Please be aware that currently HSFS does not support nested join such as:
`sales_fg` <> (`store_fg` <> `exogenous_fg`)
store_fg = fs.get_feature_group("store_fg")
query = sales_fg.select_all()\
.join(store_fg.select_all())\
.join(exogenous_fg.select(['fuel_price', 'unemployment', 'cpi']))
print(query.to_string())
SELECT `fg2`.`dept`, `fg2`.`is_holiday`, `fg2`.`sales_last_year_store_dep`, `fg2`.`sales_last_six_month_store`, `fg2`.`store`, `fg2`.`sales_last_six_month_store_dep`, `fg2`.`weekly_sales`, `fg2`.`sales_last_quarter_store_dep`, `fg2`.`sales_last_month_store`, `fg2`.`sales_last_quarter_store`, `fg2`.`sales_last_year_store`, `fg2`.`date`, `fg2`.`sales_last_month_store_dep`, `fg0`.`type`, `fg0`.`size`, `fg0`.`num_depts`, `fg1`.`fuel_price`, `fg1`.`unemployment`, `fg1`.`cpi`
FROM `demo_fs_meb10000_featurestore`.`sales_fg_1` `fg2`
INNER JOIN `demo_fs_meb10000_featurestore`.`store_fg_1` `fg0` ON `fg2`.`store` = `fg0`.`store`
INNER JOIN `demo_fs_meb10000_featurestore`.`exogenous_fg_1` `fg1` ON `fg2`.`date` = `fg1`.`date` AND `fg2`.`store` = `fg1`.`store`
VersionWarning: No version provided for getting feature group `store_fg`, defaulting to `1`.

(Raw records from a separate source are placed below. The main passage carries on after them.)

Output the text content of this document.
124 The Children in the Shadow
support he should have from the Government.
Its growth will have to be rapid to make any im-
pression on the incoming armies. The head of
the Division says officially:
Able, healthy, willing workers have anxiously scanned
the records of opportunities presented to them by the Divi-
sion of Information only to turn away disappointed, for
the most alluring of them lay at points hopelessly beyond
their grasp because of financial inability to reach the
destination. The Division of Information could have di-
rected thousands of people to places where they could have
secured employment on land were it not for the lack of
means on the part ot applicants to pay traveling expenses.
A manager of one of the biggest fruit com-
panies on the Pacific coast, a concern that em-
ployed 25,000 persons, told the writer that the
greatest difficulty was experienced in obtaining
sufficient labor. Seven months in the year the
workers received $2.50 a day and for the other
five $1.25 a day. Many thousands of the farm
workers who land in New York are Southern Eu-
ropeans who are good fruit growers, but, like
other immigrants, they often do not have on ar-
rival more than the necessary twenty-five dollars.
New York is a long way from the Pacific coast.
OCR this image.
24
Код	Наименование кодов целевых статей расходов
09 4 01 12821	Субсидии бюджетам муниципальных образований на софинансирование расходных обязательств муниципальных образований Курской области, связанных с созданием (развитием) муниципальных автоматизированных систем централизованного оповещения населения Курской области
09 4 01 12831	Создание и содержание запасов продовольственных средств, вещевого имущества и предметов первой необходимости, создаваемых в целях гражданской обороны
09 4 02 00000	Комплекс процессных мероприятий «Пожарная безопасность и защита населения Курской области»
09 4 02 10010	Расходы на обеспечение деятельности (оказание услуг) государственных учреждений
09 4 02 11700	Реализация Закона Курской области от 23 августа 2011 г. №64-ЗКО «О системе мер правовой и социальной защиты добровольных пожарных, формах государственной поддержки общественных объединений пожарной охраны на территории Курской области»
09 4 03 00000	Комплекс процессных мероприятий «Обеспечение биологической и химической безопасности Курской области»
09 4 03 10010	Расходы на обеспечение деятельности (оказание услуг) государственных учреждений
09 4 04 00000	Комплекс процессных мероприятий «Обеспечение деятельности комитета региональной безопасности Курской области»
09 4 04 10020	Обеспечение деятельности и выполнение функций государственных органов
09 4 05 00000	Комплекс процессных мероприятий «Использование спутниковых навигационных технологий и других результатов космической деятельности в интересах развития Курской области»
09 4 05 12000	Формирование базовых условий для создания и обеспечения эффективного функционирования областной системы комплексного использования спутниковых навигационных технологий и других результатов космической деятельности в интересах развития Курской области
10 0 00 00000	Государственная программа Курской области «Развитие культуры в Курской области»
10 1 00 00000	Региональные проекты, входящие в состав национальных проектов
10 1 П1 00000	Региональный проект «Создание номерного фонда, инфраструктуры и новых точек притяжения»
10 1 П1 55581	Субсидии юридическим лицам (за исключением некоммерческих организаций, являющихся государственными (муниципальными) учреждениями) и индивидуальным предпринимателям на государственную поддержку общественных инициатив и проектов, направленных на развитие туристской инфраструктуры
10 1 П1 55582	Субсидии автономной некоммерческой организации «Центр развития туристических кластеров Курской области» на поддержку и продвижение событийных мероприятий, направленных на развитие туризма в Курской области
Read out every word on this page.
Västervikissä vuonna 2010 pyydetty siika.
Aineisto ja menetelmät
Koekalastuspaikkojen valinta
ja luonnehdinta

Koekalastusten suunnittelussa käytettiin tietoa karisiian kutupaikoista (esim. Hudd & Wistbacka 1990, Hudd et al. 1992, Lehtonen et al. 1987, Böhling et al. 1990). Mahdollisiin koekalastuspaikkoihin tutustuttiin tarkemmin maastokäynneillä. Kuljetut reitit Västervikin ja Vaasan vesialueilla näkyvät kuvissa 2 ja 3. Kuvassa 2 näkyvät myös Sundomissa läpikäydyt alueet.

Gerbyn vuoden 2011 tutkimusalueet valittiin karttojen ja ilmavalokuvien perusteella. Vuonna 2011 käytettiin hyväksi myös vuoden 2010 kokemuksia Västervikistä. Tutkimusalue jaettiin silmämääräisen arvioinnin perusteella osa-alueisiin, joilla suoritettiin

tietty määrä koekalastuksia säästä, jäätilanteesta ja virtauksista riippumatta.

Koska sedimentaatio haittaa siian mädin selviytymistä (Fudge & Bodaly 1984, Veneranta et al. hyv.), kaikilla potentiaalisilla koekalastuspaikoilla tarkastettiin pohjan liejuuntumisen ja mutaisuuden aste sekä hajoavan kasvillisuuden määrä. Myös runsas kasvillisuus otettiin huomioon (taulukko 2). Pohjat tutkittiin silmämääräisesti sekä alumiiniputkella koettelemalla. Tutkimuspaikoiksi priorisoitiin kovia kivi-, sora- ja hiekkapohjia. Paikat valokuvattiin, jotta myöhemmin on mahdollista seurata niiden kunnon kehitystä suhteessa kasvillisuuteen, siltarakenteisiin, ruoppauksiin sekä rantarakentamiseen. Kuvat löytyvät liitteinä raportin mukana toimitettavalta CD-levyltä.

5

Use Joins together with Filters
It is possible to use filters in any of the subqueries of a joined query.
query = sales_fg.select_all()\
.join(store_fg.select_all())\
.join(exogenous_fg.select(['fuel_price', 'unemployment', 'cpi']).filter(exogenous_fg.fuel_price <= 2.7)) \
.filter(sales_fg.weekly_sales >= 50000)
print(query.to_string())
SELECT `fg2`.`dept`, `fg2`.`is_holiday`, `fg2`.`sales_last_year_store_dep`, `fg2`.`sales_last_six_month_store`, `fg2`.`store`, `fg2`.`sales_last_six_month_store_dep`, `fg2`.`weekly_sales`, `fg2`.`sales_last_quarter_store_dep`, `fg2`.`sales_last_month_store`, `fg2`.`sales_last_quarter_store`, `fg2`.`sales_last_year_store`, `fg2`.`date`, `fg2`.`sales_last_month_store_dep`, `fg0`.`type`, `fg0`.`size`, `fg0`.`num_depts`, `fg1`.`fuel_price`, `fg1`.`unemployment`, `fg1`.`cpi`
FROM `demo_fs_meb10000_featurestore`.`sales_fg_1` `fg2`
INNER JOIN `demo_fs_meb10000_featurestore`.`store_fg_1` `fg0` ON `fg2`.`store` = `fg0`.`store`
INNER JOIN `demo_fs_meb10000_featurestore`.`exogenous_fg_1` `fg1` ON `fg2`.`date` = `fg1`.`date` AND `fg2`.`store` = `fg1`.`store`
WHERE `fg2`.`weekly_sales` >= 50000 AND `fg1`.`fuel_price` <= 2.7
Free hand query
With HSFS you are free of writing skipping entirely the Hopsworks query constructor and write your own query. This functionality can be useful if you need to express more complex queries for your use case. fs.sql
returns a Spark Dataframe.
fs.sql("SELECT * FROM `store_fg_1`")
DataFrame[store: int, type: string, size: int, num_depts: bigint]